安靖王低聲喝止道:“你也是老糊塗了,這種話也是可以亂說的?”

王夫被妻子喝止,心中氣惱,憤然道:“我還沒老糊塗,我知道殿下心裡顧念著姐妹情份,可人家並不這麼想。殿下既然不願,我明日就進宮去求皇上,拼著死在宮裡也要把這賜婚給辭了!”

安靖王看著從未跟自己大聲說過話的夫君氣憤異常地瞪著自己,看著他鬢邊的白髮,還有蒼老的容顏,不禁心軟,柔聲道:“顏顏,你當我不疼自己的女兒嗎?女兒畢竟是我身上掉下來的肉,我怎能不疼她?可你怎麼不想想,這位陸公子既然如此出眾,怎麼會看中藍兒?”

見夫君愕然,接著說:“不是我說自己的女兒不好,你也知道女兒是什麼樣的人,雖然如今與以前大不相同,但又有幾人知道?

陸公子的人品相貌是沒得比,舉手投足自有一種大家風範,這種舉止儀態可不是學來的,而是與生俱來的,不說尋常的大戶人家,就是這滿朝文武重臣家裡又有哪位公子有他那樣的風采?

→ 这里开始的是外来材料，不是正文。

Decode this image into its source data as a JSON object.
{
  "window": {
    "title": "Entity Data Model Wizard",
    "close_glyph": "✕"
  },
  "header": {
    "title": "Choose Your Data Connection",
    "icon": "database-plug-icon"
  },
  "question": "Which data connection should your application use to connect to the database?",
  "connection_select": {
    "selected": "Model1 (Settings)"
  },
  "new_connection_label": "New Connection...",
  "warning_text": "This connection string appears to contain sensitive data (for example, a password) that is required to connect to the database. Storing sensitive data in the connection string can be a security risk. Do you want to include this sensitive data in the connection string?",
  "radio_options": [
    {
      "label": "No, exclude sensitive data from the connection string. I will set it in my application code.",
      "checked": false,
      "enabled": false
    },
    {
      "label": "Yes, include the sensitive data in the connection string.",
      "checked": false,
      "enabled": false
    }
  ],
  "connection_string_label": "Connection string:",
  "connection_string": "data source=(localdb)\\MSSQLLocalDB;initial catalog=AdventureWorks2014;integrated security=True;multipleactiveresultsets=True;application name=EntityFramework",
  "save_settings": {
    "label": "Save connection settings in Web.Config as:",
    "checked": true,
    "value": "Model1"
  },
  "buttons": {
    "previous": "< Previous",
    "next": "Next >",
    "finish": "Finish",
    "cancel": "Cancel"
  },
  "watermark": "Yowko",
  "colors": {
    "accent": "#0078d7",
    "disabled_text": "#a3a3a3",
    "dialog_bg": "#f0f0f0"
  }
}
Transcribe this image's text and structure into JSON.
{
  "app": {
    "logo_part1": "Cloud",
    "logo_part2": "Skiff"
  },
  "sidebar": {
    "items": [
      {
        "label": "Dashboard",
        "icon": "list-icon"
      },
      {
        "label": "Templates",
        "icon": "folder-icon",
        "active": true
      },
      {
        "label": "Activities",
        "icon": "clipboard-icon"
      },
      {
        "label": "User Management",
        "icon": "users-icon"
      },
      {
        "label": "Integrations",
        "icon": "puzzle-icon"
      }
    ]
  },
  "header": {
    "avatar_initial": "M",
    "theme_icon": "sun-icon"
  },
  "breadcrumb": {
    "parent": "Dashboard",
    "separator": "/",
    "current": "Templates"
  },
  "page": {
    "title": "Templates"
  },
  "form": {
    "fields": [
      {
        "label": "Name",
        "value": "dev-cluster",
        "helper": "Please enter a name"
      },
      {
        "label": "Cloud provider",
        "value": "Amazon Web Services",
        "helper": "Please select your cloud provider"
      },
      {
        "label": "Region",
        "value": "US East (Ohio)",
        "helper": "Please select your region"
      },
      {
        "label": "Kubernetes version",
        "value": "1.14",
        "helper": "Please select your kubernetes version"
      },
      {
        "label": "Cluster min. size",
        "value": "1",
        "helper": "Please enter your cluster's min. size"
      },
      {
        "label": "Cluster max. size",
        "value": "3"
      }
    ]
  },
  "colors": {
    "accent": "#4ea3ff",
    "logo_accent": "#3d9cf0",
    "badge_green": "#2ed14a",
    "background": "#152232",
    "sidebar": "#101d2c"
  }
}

藍兒是被他迷昏了頭,這些疑點自然看不見,怎麼你也不想一想?”

王夫被她說得心裡怕了起來,忙問:“殿下是懷疑陸公子有意利用藍兒?”

安靖王搖搖頭,說:“我只是懷疑他對藍兒並非真心,藍兒是真心真意想要娶他,為了他竟然當面跟皇上拒婚,還為了他要再次離家出走,從古至今你可有聽到過如此忤逆不孝的言語?”

王夫更為擔心,拉著安靖王的衣袖,急道:“這如何是好?藍兒如果真要離開家怎麼辦?”

安靖王安慰他道:“這事我自有道理,我問你,藍兒可有在陸公子處留過宿?”

王夫道:“我問過冬雪,他說女兒對陸公子恭敬守禮,從無輕薄,我這才知道女兒是把他當成正夫來待。”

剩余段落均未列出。